Example of Residue-property plot for an X-ray structure with issues (PDB ID: 1FCC, Chain B). The presence of yellow, orange, and red segments, along with a red bar above, indicates residues with geometric problems and/or poor fit to electron density (RSRZ outliers).
Example of Residue-property plot for an NMR structure (PDB ID: 6QWR, Chain A). This plot includes green, and yellow segments, for geometric outliers, and importantly, cyan segments indicating “ill-defined” regions within the NMR ensemble.

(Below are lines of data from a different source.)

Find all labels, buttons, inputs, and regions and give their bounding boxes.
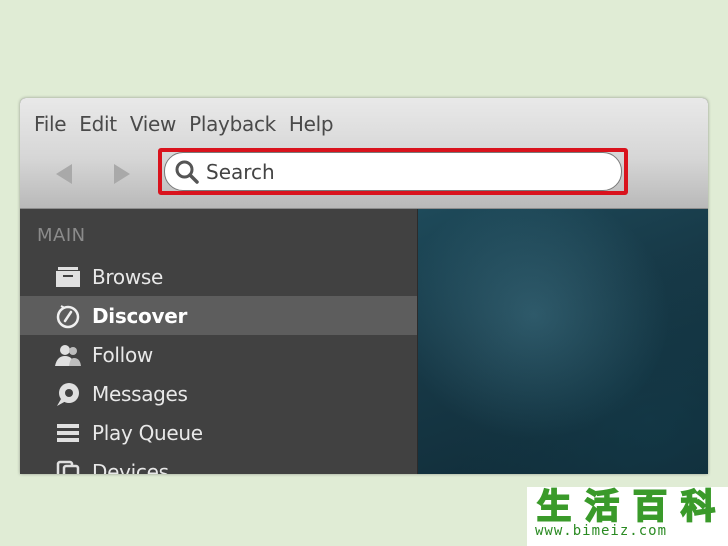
sidebar-item-devices[interactable]: Devices	[20, 452, 417, 474]
watermark-char: 活	[584, 486, 620, 528]
triangle-right-icon	[114, 164, 130, 184]
menu-help[interactable]: Help	[289, 112, 334, 136]
triangle-left-icon	[56, 164, 72, 184]
sidebar-item-label: Play Queue	[92, 420, 203, 445]
play-queue-icon	[54, 419, 82, 447]
watermark-char: 生	[536, 486, 572, 528]
forward-button[interactable]	[108, 160, 136, 188]
watermark-char: 百	[632, 486, 668, 528]
back-button[interactable]	[50, 160, 78, 188]
menu-playback[interactable]: Playback	[189, 112, 276, 136]
search-input[interactable]	[206, 159, 586, 184]
sidebar-item-label: Follow	[92, 342, 153, 367]
watermark: 生 活 百 科 www.bimeiz.com	[527, 486, 728, 546]
menu-view[interactable]: View	[130, 112, 177, 136]
sidebar-item-label: Messages	[92, 381, 188, 406]
sidebar-item-follow[interactable]: Follow	[20, 335, 417, 374]
watermark-url: www.bimeiz.com	[535, 523, 668, 539]
sidebar-item-label: Discover	[92, 303, 188, 328]
sidebar-item-messages[interactable]: Messages	[20, 374, 417, 413]
sidebar-item-discover[interactable]: Discover	[20, 296, 417, 335]
menu-file[interactable]: File	[34, 112, 67, 136]
toolbar: File Edit View Playback Help	[20, 98, 708, 209]
sidebar-item-label: Browse	[92, 264, 164, 289]
app-window: File Edit View Playback Help Search MAIN…	[20, 98, 708, 474]
sidebar-item-play-queue[interactable]: Play Queue	[20, 413, 417, 452]
follow-icon	[54, 341, 82, 369]
discover-icon	[54, 302, 82, 330]
sidebar-item-label: Devices	[92, 459, 169, 475]
sidebar-item-browse[interactable]: Browse	[20, 257, 417, 296]
sidebar: MAIN Browse Discover Follow Messages Pla…	[20, 209, 417, 474]
browse-icon	[54, 263, 82, 291]
content-artwork	[418, 209, 708, 474]
watermark-chars: 生 活 百 科	[531, 486, 721, 528]
sidebar-section-label: MAIN	[37, 225, 86, 246]
watermark-char: 科	[680, 486, 716, 528]
search-box[interactable]	[164, 152, 622, 191]
navigation-buttons	[50, 160, 136, 188]
messages-icon	[54, 380, 82, 408]
search-icon	[174, 159, 200, 185]
menu-bar: File Edit View Playback Help	[34, 112, 346, 136]
menu-edit[interactable]: Edit	[79, 112, 117, 136]
devices-icon	[54, 458, 82, 474]
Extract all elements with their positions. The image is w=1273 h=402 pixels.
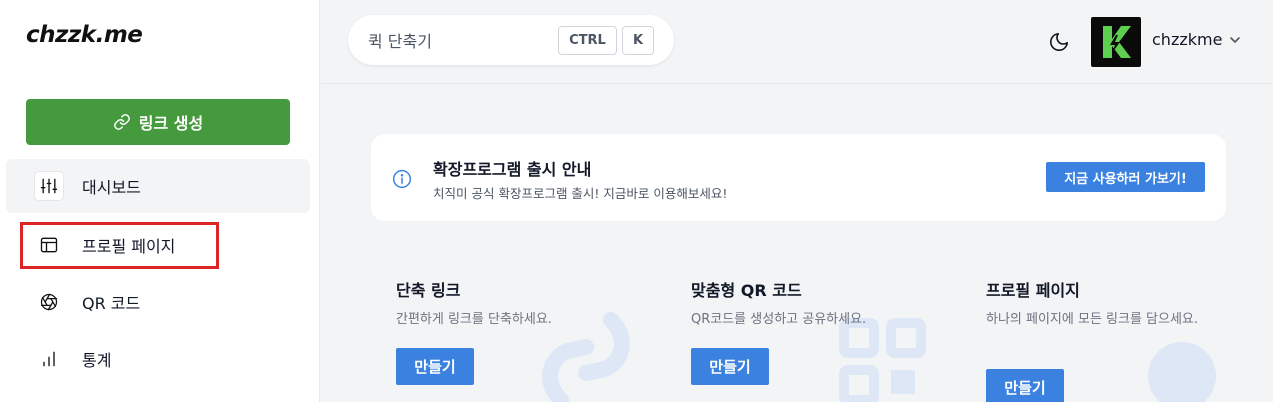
create-link-label: 링크 생성: [138, 114, 204, 133]
card-title: 맞춤형 QR 코드: [691, 281, 802, 300]
avatar[interactable]: [1091, 17, 1141, 67]
shortcut-key-ctrl: CTRL: [558, 26, 617, 55]
link-icon: [113, 114, 130, 130]
card-title: 단축 링크: [396, 281, 461, 300]
announcement-title: 확장프로그램 출시 안내: [433, 160, 592, 179]
create-profile-page-button[interactable]: 만들기: [986, 369, 1064, 402]
sidebar: chzzk.me 링크 생성 대시보드 프로필 페이지 QR 코드 통계: [0, 0, 320, 402]
try-extension-button[interactable]: 지금 사용하러 가보기!: [1046, 162, 1205, 192]
card-description: 간편하게 링크를 단축하세요.: [396, 312, 552, 327]
sidebar-item-profile-page[interactable]: 프로필 페이지: [6, 218, 310, 272]
sidebar-item-label: 통계: [82, 351, 112, 370]
card-title: 프로필 페이지: [986, 281, 1080, 300]
card-description: QR코드를 생성하고 공유하세요.: [691, 312, 867, 327]
sidebar-item-statistics[interactable]: 통계: [6, 332, 310, 386]
profile-decoration-icon: [1148, 342, 1216, 402]
layout-icon: [34, 230, 64, 260]
info-icon: [392, 169, 412, 189]
card-qr-code: 맞춤형 QR 코드 QR코드를 생성하고 공유하세요. 만들기: [666, 255, 931, 402]
sidebar-item-dashboard[interactable]: 대시보드: [6, 159, 310, 213]
sidebar-item-label: 프로필 페이지: [82, 237, 176, 256]
header-divider: [321, 83, 1273, 84]
avatar-logo-icon: [1103, 26, 1131, 58]
announcement-description: 치직미 공식 확장프로그램 출시! 지금바로 이용해보세요!: [433, 186, 728, 201]
username[interactable]: chzzkme: [1152, 30, 1222, 49]
sliders-icon: [34, 171, 64, 201]
sidebar-item-label: QR 코드: [82, 294, 141, 313]
sidebar-item-label: 대시보드: [82, 178, 141, 197]
shortcut-key-k: K: [622, 26, 654, 55]
dark-mode-toggle-icon[interactable]: [1048, 31, 1070, 53]
create-short-link-button[interactable]: 만들기: [396, 348, 474, 385]
create-link-button[interactable]: 링크 생성: [26, 99, 290, 145]
sidebar-item-qr-code[interactable]: QR 코드: [6, 275, 310, 329]
aperture-icon: [34, 287, 64, 317]
announcement-card: 확장프로그램 출시 안내 치직미 공식 확장프로그램 출시! 지금바로 이용해보…: [371, 134, 1226, 221]
logo[interactable]: chzzk.me: [26, 22, 143, 48]
chevron-down-icon[interactable]: [1229, 34, 1241, 46]
search-placeholder: 퀵 단축기: [368, 32, 432, 51]
card-short-link: 단축 링크 간편하게 링크를 단축하세요. 만들기: [371, 255, 636, 402]
create-qr-code-button[interactable]: 만들기: [691, 348, 769, 385]
card-profile-page: 프로필 페이지 하나의 페이지에 모든 링크를 담으세요. 만들기: [961, 255, 1226, 402]
search-input[interactable]: 퀵 단축기 CTRL K: [348, 15, 674, 65]
card-description: 하나의 페이지에 모든 링크를 담으세요.: [986, 312, 1199, 327]
bar-chart-icon: [34, 344, 64, 374]
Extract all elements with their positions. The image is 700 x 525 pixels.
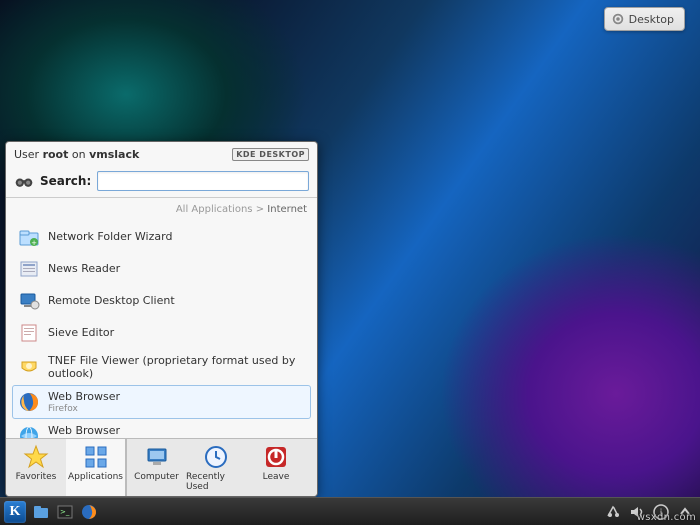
app-item-news-reader[interactable]: News Reader — [12, 253, 311, 285]
clock-icon — [203, 444, 229, 470]
tnef-icon — [18, 356, 40, 378]
breadcrumb-current: Internet — [267, 204, 307, 215]
remote-desktop-icon — [18, 290, 40, 312]
user-host-label: User root on vmslack — [14, 148, 139, 161]
computer-icon — [144, 444, 170, 470]
news-icon — [18, 258, 40, 280]
sieve-icon — [18, 322, 40, 344]
tab-computer[interactable]: Computer — [126, 439, 186, 496]
kickoff-launcher-button[interactable]: K — [4, 501, 26, 523]
kickoff-menu: User root on vmslack KDE DESKTOP Search:… — [5, 141, 318, 497]
shutdown-icon — [263, 444, 289, 470]
search-input[interactable] — [97, 171, 309, 191]
search-label: Search: — [40, 174, 91, 188]
breadcrumb: All Applications > Internet — [6, 198, 317, 221]
tab-favorites[interactable]: Favorites — [6, 439, 66, 496]
applications-icon — [83, 444, 109, 470]
watermark: wsxdn.com — [637, 512, 696, 523]
desktop-toolbox-button[interactable]: Desktop — [604, 7, 685, 31]
breadcrumb-root[interactable]: All Applications — [176, 204, 253, 215]
panel-konsole-icon[interactable]: >_ — [56, 503, 74, 521]
app-item-tnef-viewer[interactable]: TNEF File Viewer (proprietary format use… — [12, 349, 311, 385]
app-item-sieve-editor[interactable]: Sieve Editor — [12, 317, 311, 349]
clipboard-tray-icon[interactable] — [604, 503, 622, 521]
tab-recently-used[interactable]: Recently Used — [186, 439, 246, 496]
folder-network-icon: + — [18, 226, 40, 248]
panel-firefox-icon[interactable] — [80, 503, 98, 521]
app-item-remote-desktop[interactable]: Remote Desktop Client — [12, 285, 311, 317]
tab-leave[interactable]: Leave — [246, 439, 306, 496]
svg-text:+: + — [31, 239, 37, 247]
svg-text:>_: >_ — [60, 508, 70, 516]
application-list: + Network Folder Wizard News Reader Remo… — [6, 221, 317, 438]
tab-applications[interactable]: Applications — [66, 439, 126, 496]
search-row: Search: — [6, 167, 317, 198]
star-icon — [23, 444, 49, 470]
konqueror-icon — [18, 425, 40, 438]
taskbar-panel: K >_ i — [0, 497, 700, 525]
desktop-toolbox-label: Desktop — [629, 13, 674, 26]
kickoff-header: User root on vmslack KDE DESKTOP — [6, 142, 317, 167]
app-item-konqueror[interactable]: Web BrowserKonqueror — [12, 419, 311, 438]
app-item-network-folder-wizard[interactable]: + Network Folder Wizard — [12, 221, 311, 253]
k-logo-icon: K — [10, 504, 21, 520]
firefox-icon — [18, 391, 40, 413]
panel-dolphin-icon[interactable] — [32, 503, 50, 521]
binoculars-icon — [14, 172, 34, 190]
cashew-icon — [611, 12, 625, 26]
kde-desktop-badge: KDE DESKTOP — [232, 148, 309, 161]
app-item-firefox[interactable]: Web BrowserFirefox — [12, 385, 311, 419]
kickoff-tabs: Favorites Applications Computer Recently… — [6, 438, 317, 496]
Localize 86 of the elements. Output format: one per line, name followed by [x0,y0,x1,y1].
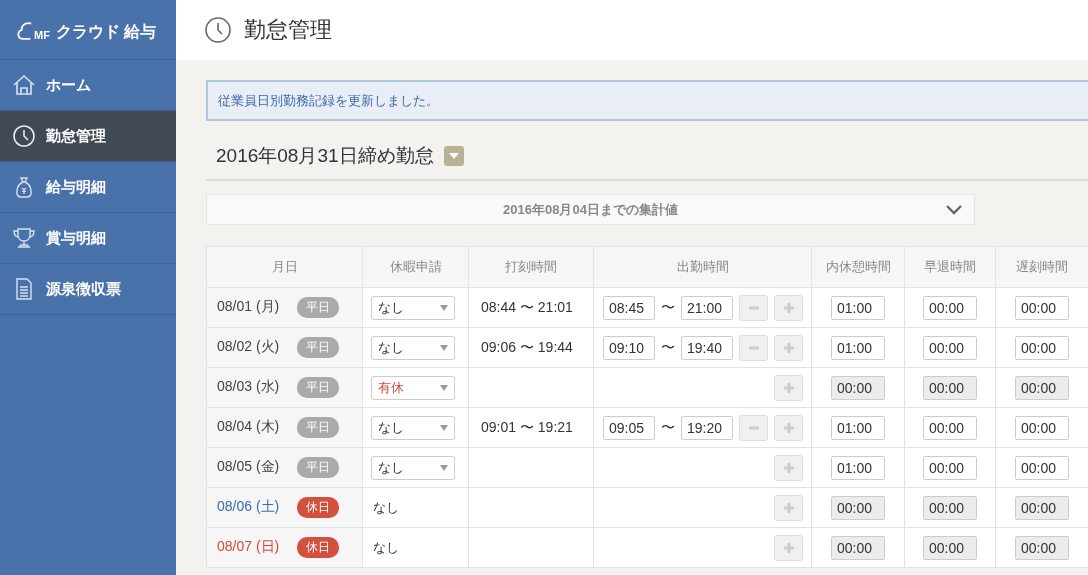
caret-icon [440,304,448,311]
early-leave-field[interactable]: 00:00 [923,335,977,360]
sidebar-item[interactable]: 勤怠管理 [0,111,176,162]
leave-select[interactable]: なし [371,415,455,440]
day-type-badge: 平日 [296,417,339,438]
early-leave-field[interactable]: 00:00 [923,455,977,480]
caret-icon [440,464,448,471]
day-type-badge: 平日 [296,377,339,398]
end-time-field[interactable]: 21:00 [681,295,733,320]
late-time-field[interactable]: 00:00 [1015,335,1069,360]
trophy-icon [12,226,36,250]
day-type-badge: 平日 [296,297,339,318]
add-button[interactable] [774,374,803,401]
date-text: 08/01 (月) [217,298,281,316]
date-text: 08/05 (金) [217,458,281,476]
add-button[interactable] [774,494,803,521]
tilde-separator: 〜 [661,338,675,357]
plus-icon [782,381,795,394]
column-header: 休暇申請 [362,246,469,288]
punch-time: 08:44 〜 21:01 [480,298,573,315]
page-title: 勤怠管理 [244,16,332,44]
column-header: 打刻時間 [468,246,594,288]
late-time-field[interactable]: 00:00 [1015,295,1069,320]
remove-button[interactable] [739,414,768,441]
plus-icon [782,541,795,554]
add-button[interactable] [774,414,803,441]
end-time-field[interactable]: 19:40 [681,335,733,360]
home-icon [12,73,36,97]
leave-select[interactable]: なし [371,335,455,360]
date-text: 08/06 (土) [217,498,281,516]
early-leave-field[interactable]: 00:00 [923,415,977,440]
chevron-icon [946,205,962,215]
column-header: 月日 [206,246,363,288]
break-time-field[interactable]: 01:00 [831,335,885,360]
column-header: 遅刻時間 [995,246,1088,288]
leave-select[interactable]: なし [371,455,455,480]
caret-icon [440,384,448,391]
tilde-separator: 〜 [661,418,675,437]
notice-message: 従業員日別勤務記録を更新しました。 [206,80,1088,121]
clock-icon [12,124,36,148]
add-button[interactable] [774,534,803,561]
punch-time: 09:06 〜 19:44 [480,338,573,355]
add-button[interactable] [774,294,803,321]
start-time-field[interactable]: 09:05 [603,415,655,440]
day-type-badge: 平日 [296,337,339,358]
logo-mark: MF [34,28,50,41]
date-text: 08/04 (木) [217,418,281,436]
punch-time: 09:01 〜 19:21 [480,418,573,435]
plus-icon [782,301,795,314]
break-time-field[interactable]: 01:00 [831,295,885,320]
add-button[interactable] [774,454,803,481]
column-header: 出勤時間 [593,246,812,288]
day-type-badge: 休日 [296,537,339,558]
plus-icon [782,421,795,434]
date-text: 08/07 (日) [217,538,281,556]
late-time-field[interactable]: 00:00 [1015,415,1069,440]
period-title: 2016年08月31日締め勤怠 [216,144,434,168]
remove-button[interactable] [739,294,768,321]
clock-icon [204,16,232,44]
day-type-badge: 休日 [296,497,339,518]
add-button[interactable] [774,334,803,361]
break-time-field[interactable]: 01:00 [831,455,885,480]
date-text: 08/02 (火) [217,338,281,356]
start-time-field[interactable]: 09:10 [603,335,655,360]
start-time-field[interactable]: 08:45 [603,295,655,320]
remove-button[interactable] [739,334,768,361]
caret-icon [448,153,459,159]
plus-icon [782,341,795,354]
column-header: 内休憩時間 [811,246,905,288]
tilde-separator: 〜 [661,298,675,317]
caret-icon [440,344,448,351]
period-dropdown-button[interactable] [443,146,464,166]
date-text: 08/03 (水) [217,378,281,396]
logo-text: クラウド 給与 [55,22,157,42]
column-header: 早退時間 [904,246,996,288]
end-time-field[interactable]: 19:20 [681,415,733,440]
caret-icon [440,424,448,431]
plus-icon [782,461,795,474]
break-time-field[interactable]: 01:00 [831,415,885,440]
leave-text: なし [372,539,399,555]
day-type-badge: 平日 [296,457,339,478]
leave-text: なし [372,499,399,515]
leave-select[interactable]: なし [371,295,455,320]
early-leave-field[interactable]: 00:00 [923,295,977,320]
plus-icon [782,501,795,514]
late-time-field[interactable]: 00:00 [1015,455,1069,480]
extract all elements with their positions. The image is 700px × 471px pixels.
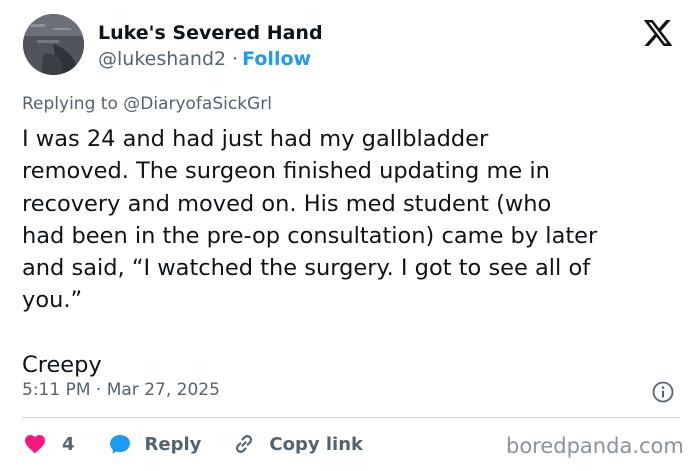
link-icon (236, 435, 253, 453)
like-count: 4 (62, 433, 75, 455)
copy-link-label: Copy link (269, 433, 363, 455)
author-handle[interactable]: @lukeshand2 (98, 48, 226, 70)
action-bar: 4 Reply Copy link (22, 430, 363, 458)
watermark: boredpanda.com (506, 434, 684, 458)
reply-label: Reply (144, 433, 202, 455)
author-display-name[interactable]: Luke's Severed Hand (98, 22, 323, 44)
follow-button[interactable]: Follow (242, 48, 311, 70)
reply-bubble-icon (109, 435, 130, 454)
like-button[interactable]: 4 (22, 432, 75, 456)
avatar-image (23, 14, 84, 75)
tweet-paragraph: Creepy (22, 351, 102, 378)
copy-link-button[interactable]: Copy link (231, 431, 363, 457)
reply-context: Replying to @DiaryofaSickGrl (22, 94, 272, 114)
heart-icon (25, 435, 45, 454)
tweet-paragraph: I was 24 and had just had my gallbladder… (22, 126, 598, 314)
reply-button[interactable]: Reply (107, 432, 202, 456)
reply-context-prefix: Replying to (22, 94, 118, 114)
avatar[interactable] (23, 14, 84, 75)
author-handle-row: @lukeshand2 · Follow (98, 48, 311, 70)
reply-mention-link[interactable]: @DiaryofaSickGrl (123, 94, 272, 114)
tweet-timestamp[interactable]: 5:11 PM · Mar 27, 2025 (22, 380, 220, 400)
info-icon[interactable] (651, 380, 675, 404)
tweet-text: I was 24 and had just had my gallbladder… (22, 123, 684, 381)
handle-separator: · (232, 48, 239, 70)
x-logo[interactable] (640, 17, 676, 49)
divider (22, 417, 680, 418)
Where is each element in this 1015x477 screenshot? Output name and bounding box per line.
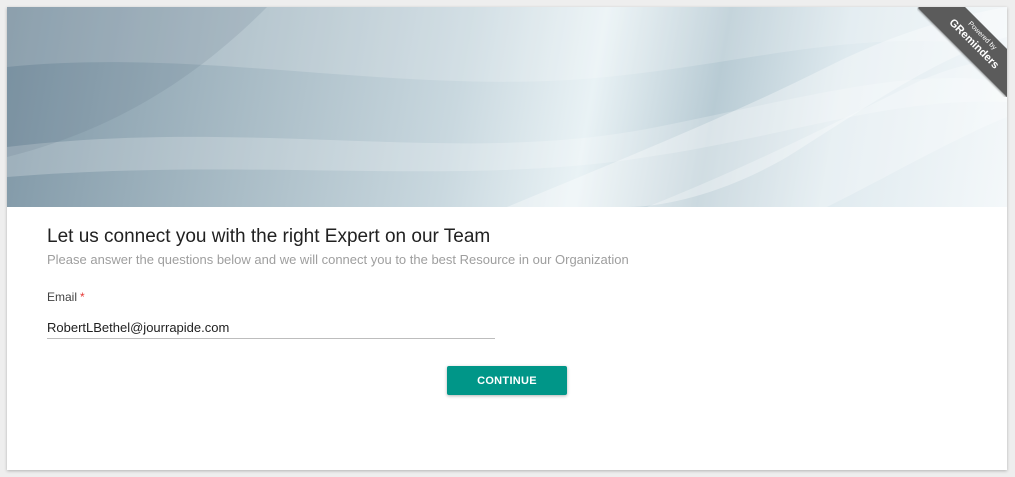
powered-by-ribbon[interactable]: Powered by GReminders — [917, 7, 1007, 97]
email-field[interactable] — [47, 316, 495, 339]
email-label-text: Email — [47, 290, 78, 304]
form-content: Let us connect you with the right Expert… — [47, 225, 967, 339]
form-title: Let us connect you with the right Expert… — [47, 226, 491, 247]
header-banner-image: Powered by GReminders — [7, 7, 1007, 207]
email-label: Email * — [47, 290, 967, 304]
continue-button[interactable]: CONTINUE — [447, 366, 567, 395]
fabric-waves — [7, 7, 1007, 207]
form-subtitle: Please answer the questions below and we… — [47, 252, 629, 267]
booking-card: Powered by GReminders Let us connect you… — [7, 7, 1007, 470]
required-marker: * — [80, 290, 85, 304]
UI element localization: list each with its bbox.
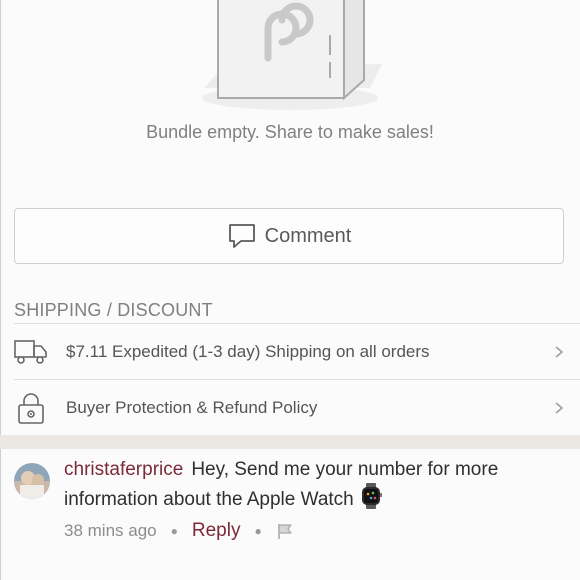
avatar[interactable] xyxy=(14,463,50,499)
comment-meta: 38 mins ago ● Reply ● xyxy=(64,520,294,542)
bundle-empty-message: Bundle empty. Share to make sales! xyxy=(146,122,434,142)
watch-emoji-icon xyxy=(360,483,382,517)
separator-dot: ● xyxy=(254,524,262,538)
comment-button[interactable]: Comment xyxy=(14,208,564,264)
flag-icon[interactable] xyxy=(276,522,294,540)
section-divider xyxy=(0,435,580,449)
chevron-right-icon xyxy=(552,345,566,359)
shipping-row[interactable]: $7.11 Expedited (1-3 day) Shipping on al… xyxy=(14,323,580,379)
buyer-protection-row[interactable]: Buyer Protection & Refund Policy xyxy=(14,379,580,435)
lock-icon xyxy=(14,391,48,425)
comment-timestamp: 38 mins ago xyxy=(64,521,157,540)
truck-icon xyxy=(14,335,48,369)
separator-dot: ● xyxy=(170,524,178,538)
speech-bubble-icon xyxy=(227,221,257,251)
empty-bundle-illustration xyxy=(190,0,390,120)
comment-username[interactable]: christaferprice xyxy=(64,459,183,480)
comment-button-label: Comment xyxy=(264,224,352,247)
reply-link[interactable]: Reply xyxy=(192,520,241,542)
shipping-discount-title: SHIPPING / DISCOUNT xyxy=(14,300,213,320)
comment-body: christaferprice Hey, Send me your number … xyxy=(64,456,564,517)
left-border xyxy=(0,0,1,580)
chevron-right-icon xyxy=(552,401,566,415)
buyer-protection-label: Buyer Protection & Refund Policy xyxy=(66,397,318,417)
shipping-row-label: $7.11 Expedited (1-3 day) Shipping on al… xyxy=(66,341,430,361)
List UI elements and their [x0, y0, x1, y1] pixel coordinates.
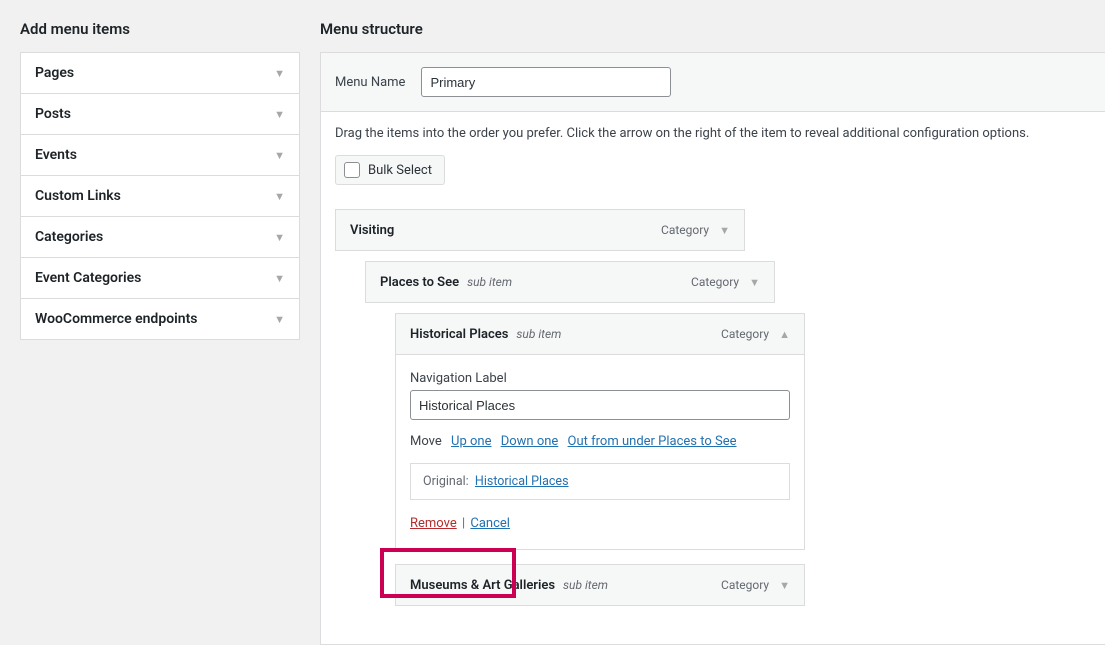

In general, the less red, orange, yellow, and grey these plots contain, the better. It is important to realise that residues that are outliers on one or more model-validation criteria could be either errors in the model or reflect genuine features of the structure. Careful analysis of the experimental data is typically required to make the distinction. Outlier residues that are important for structure or function (e.g., enzymatic residues, interface residues, ligand-binding residues) should be inspected extra carefully.

Model quality

This section details the geometric quality of the model, breaking down the global metrics into specific issues.

  • Standard geometry: provides tables summarising bond lengths, bond angles, chirality, and planarity deviations. These tables indicate the RMSZ (Root Mean Squared Z-score) values and the number of outliers (deviations outside a statistically expected range). Individual outliers (e.g., a specific bond that is too long) will be listed in sub-tables.
  • Too-close contacts (Clashscore details): this section lists every identified atomic clash (atoms packed too closely together, violating physical space). The “clashscore” is a global summary, but here you see the individual problematic contacts. It’s worth noting that MolProbity’s clashscore calculation adds hydrogen atoms to the structure before analysis, which helps identify potential improvements even if hydrogen atoms weren’t explicitly modelled in the original structure.
  • Torsion angles (Protein backbone, protein sidechains, RNA): provides detailed summaries and lists of outliers for Ramachandran angles, rotamers (protein sidechains), and RNA backbone torsion angles, supporting the global outlier percentages.
  • Ligand geometry: this is particularly important for small molecules. It assesses bond lengths, angles, chirality, torsions, and rings of bound ligands against the Cambridge Structural Database (CSD) of small molecule organic structures.
    • If you are using information about a small molecule ligand in a PDB entry to make functional conclusions about its interactions, then it is important to check the quality of that specific ligand in the validation report. The report will also highlight if a ligand is a “Ligand Of Interest (LOI),” meaning it was specifically flagged by the authors during deposition as central to their research.